Так как боялся паренёк заплутать на переметённых снегом дорогах, решил он ехать по замёрзшему руслу Вятки. Пусть крюк получается немалый, а тише едешь – дальше будешь. Страшно одному в путь отправляться, да куда денешься – приказ! По дороге останавливался ночевать в прибрежных деревнях. Сразу договаривался с хозяевами, что и на обратном пути у них заночует и оставлял в тех местах запас сена для лошади. Лишь на пятый день добрался мальчишка до Уржумского спиртзавода. Всего же Витькина экспедиция полторы недели длилась. Но ничего, справился.

***

В свободное от работы время Витька, как и другие пацанята из филейских деревень, промышлял сбором сена для коровы. По заснеженной лесной дороге, ведущей от озера Борового в сторону Ганино, колхозники постоянно возили на санях сено для ферм. Дорожка узкая, и сено, зацепляясь за ветви, оставалось клочками на деревьях и на земле. Эти-то клочки и собирали ребята. Они приходили на ту лесную дорожку заранее, делили её на участки. Сено дозволялось брать только со своей территории. И ждали. Чаще бывало так, что проходила лишь пара подвод и возвращались домой не солоно хлебавши. Но иногда подвод шло много, и драгоценного сена оставалось столько, что оно с трудом помещалось на салазки. Перед тем, как двинуться в обратный семикилометровый путь, таща за собой по сугробам салазки с сеном, Витька подкреплялся припасённым за пазухой куском хлеба.

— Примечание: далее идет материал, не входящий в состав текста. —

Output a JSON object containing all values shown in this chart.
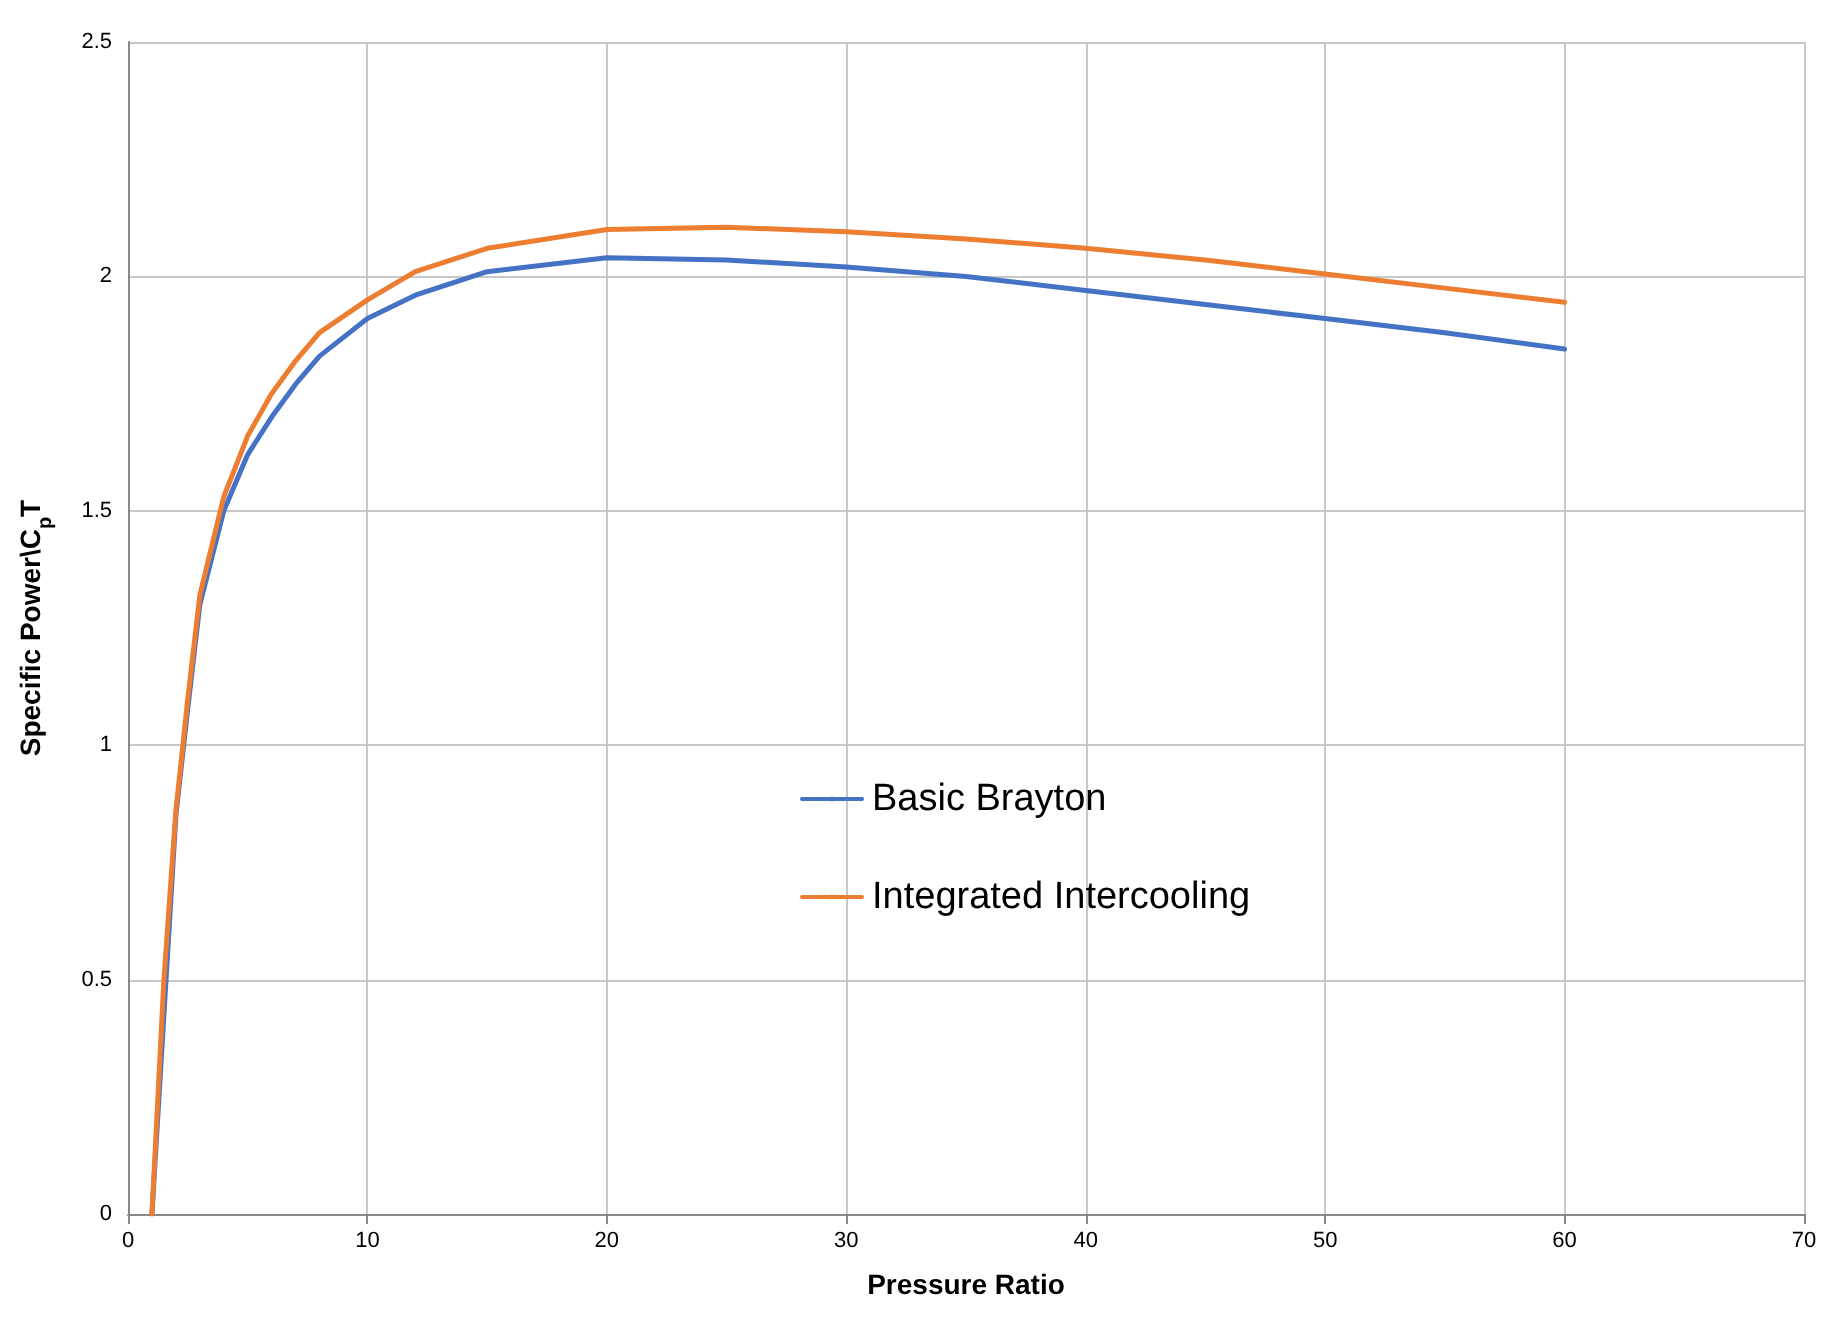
{
  "chart_data": {
    "type": "line",
    "xlabel": "Pressure Ratio",
    "ylabel": "Specific Power\\C$_{p}$T",
    "xlim": [
      0,
      70
    ],
    "xticks": [
      0,
      10,
      20,
      30,
      40,
      50,
      60,
      70
    ],
    "ylim": [
      0,
      2.5
    ],
    "yticks": [
      0,
      0.5,
      1,
      1.5,
      2,
      2.5
    ],
    "grid": true,
    "legend": "center",
    "marker": "none",
    "line_style": "solid",
    "series": [
      {
        "name": "Basic Brayton",
        "color": "#4472c4",
        "x": [
          1,
          2,
          2.5,
          3,
          4,
          5,
          6,
          7,
          8,
          10,
          12,
          15,
          20,
          25,
          30,
          35,
          40,
          45,
          50,
          55,
          60
        ],
        "values": [
          0,
          0.85,
          1.08,
          1.3,
          1.5,
          1.62,
          1.7,
          1.77,
          1.83,
          1.91,
          1.96,
          2.01,
          2.04,
          2.035,
          2.02,
          2.0,
          1.97,
          1.94,
          1.91,
          1.88,
          1.845
        ]
      },
      {
        "name": "Integrated Intercooling",
        "color": "#ed7d31",
        "x": [
          1,
          1.5,
          2,
          2.5,
          3,
          4,
          5,
          6,
          7,
          8,
          10,
          12,
          15,
          20,
          25,
          30,
          35,
          40,
          45,
          50,
          55,
          60
        ],
        "values": [
          0,
          0.5,
          0.86,
          1.1,
          1.32,
          1.53,
          1.66,
          1.75,
          1.82,
          1.88,
          1.95,
          2.01,
          2.06,
          2.1,
          2.105,
          2.095,
          2.08,
          2.06,
          2.035,
          2.005,
          1.975,
          1.945
        ]
      }
    ]
  }
}
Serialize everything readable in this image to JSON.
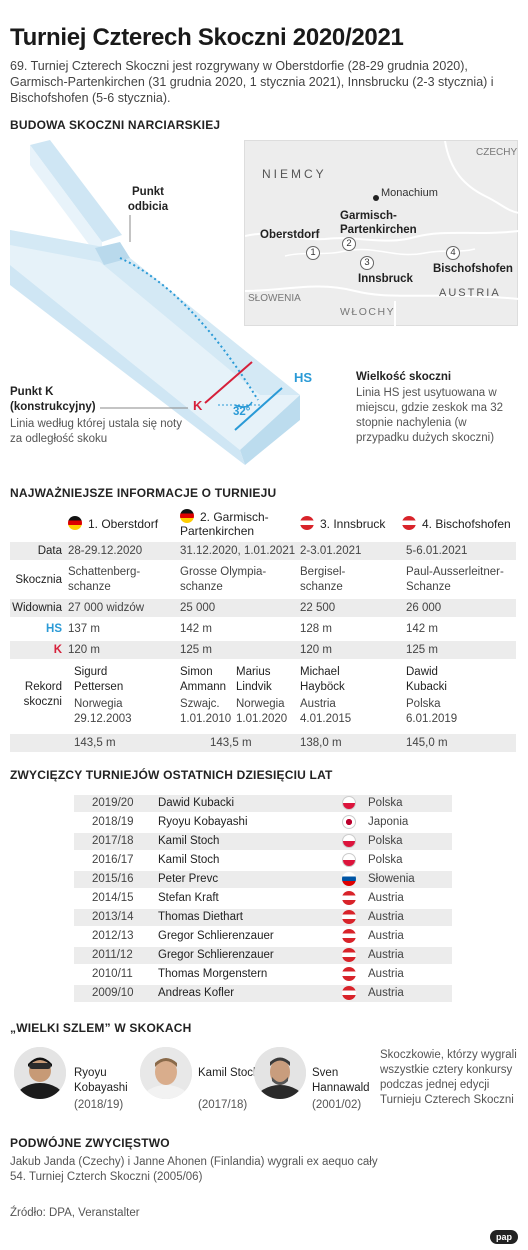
{
  "title": "Turniej Czterech Skoczni 2020/2021",
  "intro": "69. Turniej Czterech Skoczni jest rozgrywany w Oberstdorfie (28-29 grudnia 2020), Garmisch-Partenkirchen (31 grudnia 2020, 1 stycznia 2021), Innsbrucku (2-3 stycznia) i Bischofshofen (5-6 stycznia).",
  "hill_section": {
    "heading": "BUDOWA SKOCZNI NARCIARSKIEJ",
    "takeoff_label": "Punkt odbicia",
    "kpoint_title": "Punkt K (konstrukcyjny)",
    "kpoint_desc": "Linia według której ustala się noty za odległość skoku",
    "k_marker": "K",
    "hs_marker": "HS",
    "angle": "32°",
    "hs_title": "Wielkość skoczni",
    "hs_desc": "Linia HS jest usytuowana w miejscu, gdzie zeskok ma 32 stopnie nachylenia (w przypadku dużych skoczni)"
  },
  "map": {
    "countries": {
      "germany": "NIEMCY",
      "czech": "CZECHY",
      "austria": "AUSTRIA",
      "slovenia": "SŁOWENIA",
      "italy": "WŁOCHY"
    },
    "munich": "Monachium",
    "places": [
      {
        "num": "1",
        "name": "Oberstdorf"
      },
      {
        "num": "2",
        "name": "Garmisch-Partenkirchen"
      },
      {
        "num": "3",
        "name": "Innsbruck"
      },
      {
        "num": "4",
        "name": "Bischofshofen"
      }
    ]
  },
  "info": {
    "heading": "NAJWAŻNIEJSZE INFORMACJE O TURNIEJU",
    "columns": [
      "1. Oberstdorf",
      "2. Garmisch-Partenkirchen",
      "3. Innsbruck",
      "4. Bischofshofen"
    ],
    "column_flags": [
      "de",
      "de",
      "at",
      "at"
    ],
    "row_labels": {
      "date": "Data",
      "venue": "Skocznia",
      "audience": "Widownia",
      "hs": "HS",
      "k": "K",
      "record": "Rekord skoczni"
    },
    "dates": [
      "28-29.12.2020",
      "31.12.2020, 1.01.2021",
      "2-3.01.2021",
      "5-6.01.2021"
    ],
    "venues": [
      "Schattenberg-schanze",
      "Grosse Olympia-schanze",
      "Bergisel-schanze",
      "Paul-Ausserleitner-Schanze"
    ],
    "audience": [
      "27 000 widzów",
      "25 000",
      "22 500",
      "26 000"
    ],
    "hs": [
      "137 m",
      "142 m",
      "128 m",
      "142 m"
    ],
    "k": [
      "120 m",
      "125 m",
      "120 m",
      "125 m"
    ],
    "records": [
      {
        "name": "Sigurd Pettersen",
        "country": "Norwegia",
        "date": "29.12.2003",
        "distance": "143,5 m"
      },
      {
        "name": "Simon Ammann",
        "country": "Szwajc.",
        "date": "1.01.2010",
        "name2": "Marius Lindvik",
        "country2": "Norwegia",
        "date2": "1.01.2020",
        "distance": "143,5 m"
      },
      {
        "name": "Michael Hayböck",
        "country": "Austria",
        "date": "4.01.2015",
        "distance": "138,0 m"
      },
      {
        "name": "Dawid Kubacki",
        "country": "Polska",
        "date": "6.01.2019",
        "distance": "145,0 m"
      }
    ]
  },
  "winners": {
    "heading": "ZWYCIĘZCY TURNIEJÓW OSTATNICH DZIESIĘCIU LAT",
    "rows": [
      {
        "season": "2019/20",
        "name": "Dawid Kubacki",
        "country": "Polska",
        "flag": "pl"
      },
      {
        "season": "2018/19",
        "name": "Ryoyu Kobayashi",
        "country": "Japonia",
        "flag": "jp"
      },
      {
        "season": "2017/18",
        "name": "Kamil Stoch",
        "country": "Polska",
        "flag": "pl"
      },
      {
        "season": "2016/17",
        "name": "Kamil Stoch",
        "country": "Polska",
        "flag": "pl"
      },
      {
        "season": "2015/16",
        "name": "Peter Prevc",
        "country": "Słowenia",
        "flag": "si"
      },
      {
        "season": "2014/15",
        "name": "Stefan Kraft",
        "country": "Austria",
        "flag": "at"
      },
      {
        "season": "2013/14",
        "name": "Thomas Diethart",
        "country": "Austria",
        "flag": "at"
      },
      {
        "season": "2012/13",
        "name": "Gregor Schlierenzauer",
        "country": "Austria",
        "flag": "at"
      },
      {
        "season": "2011/12",
        "name": "Gregor Schlierenzauer",
        "country": "Austria",
        "flag": "at"
      },
      {
        "season": "2010/11",
        "name": "Thomas Morgenstern",
        "country": "Austria",
        "flag": "at"
      },
      {
        "season": "2009/10",
        "name": "Andreas Kofler",
        "country": "Austria",
        "flag": "at"
      }
    ]
  },
  "grand_slam": {
    "heading": "„WIELKI SZLEM” W SKOKACH",
    "jumpers": [
      {
        "name": "Ryoyu Kobayashi",
        "season": "(2018/19)"
      },
      {
        "name": "Kamil Stoch",
        "season": "(2017/18)"
      },
      {
        "name": "Sven Hannawald",
        "season": "(2001/02)"
      }
    ],
    "note": "Skoczkowie, którzy wygrali wszystkie cztery konkursy podczas jednej edycji Turnieju Czterech Skoczni"
  },
  "double_win": {
    "heading": "PODWÓJNE ZWYCIĘSTWO",
    "text": "Jakub Janda (Czechy) i Janne Ahonen (Finlandia) wygrali ex aequo cały 54. Turniej Czterch Skoczni (2005/06)"
  },
  "source": "Źródło: DPA, Veranstalter",
  "logo": "pap",
  "colors": {
    "k_red": "#d6203a",
    "hs_blue": "#2a9ad6",
    "row_gray": "#ececec"
  }
}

Одним из любимых занятий Витьки стало ежедневное изучение карты фронтов. Эта большая карта висела на заводском заборе у проходной. К радости жителей Филейки, линия фронта, пусть очень медленно, но всё же отодвигалась на запад. Там же, над проходной, торчали радиорупоры. Ежедневно во время выпусков Совинформбюро под ними собиралась толпа народу. Особенно же много людей приходило послушать речи Сталина и ответы на вопросы иностранных журналистов. Говорил вождь не спеша, с присущим ему характерным грузинским акцентом. Люди внимали словам Сталина, затаив дыхание. Короткие фразы поражали слушающих точностью. Очень часто толпа взрывалась аплодисментами.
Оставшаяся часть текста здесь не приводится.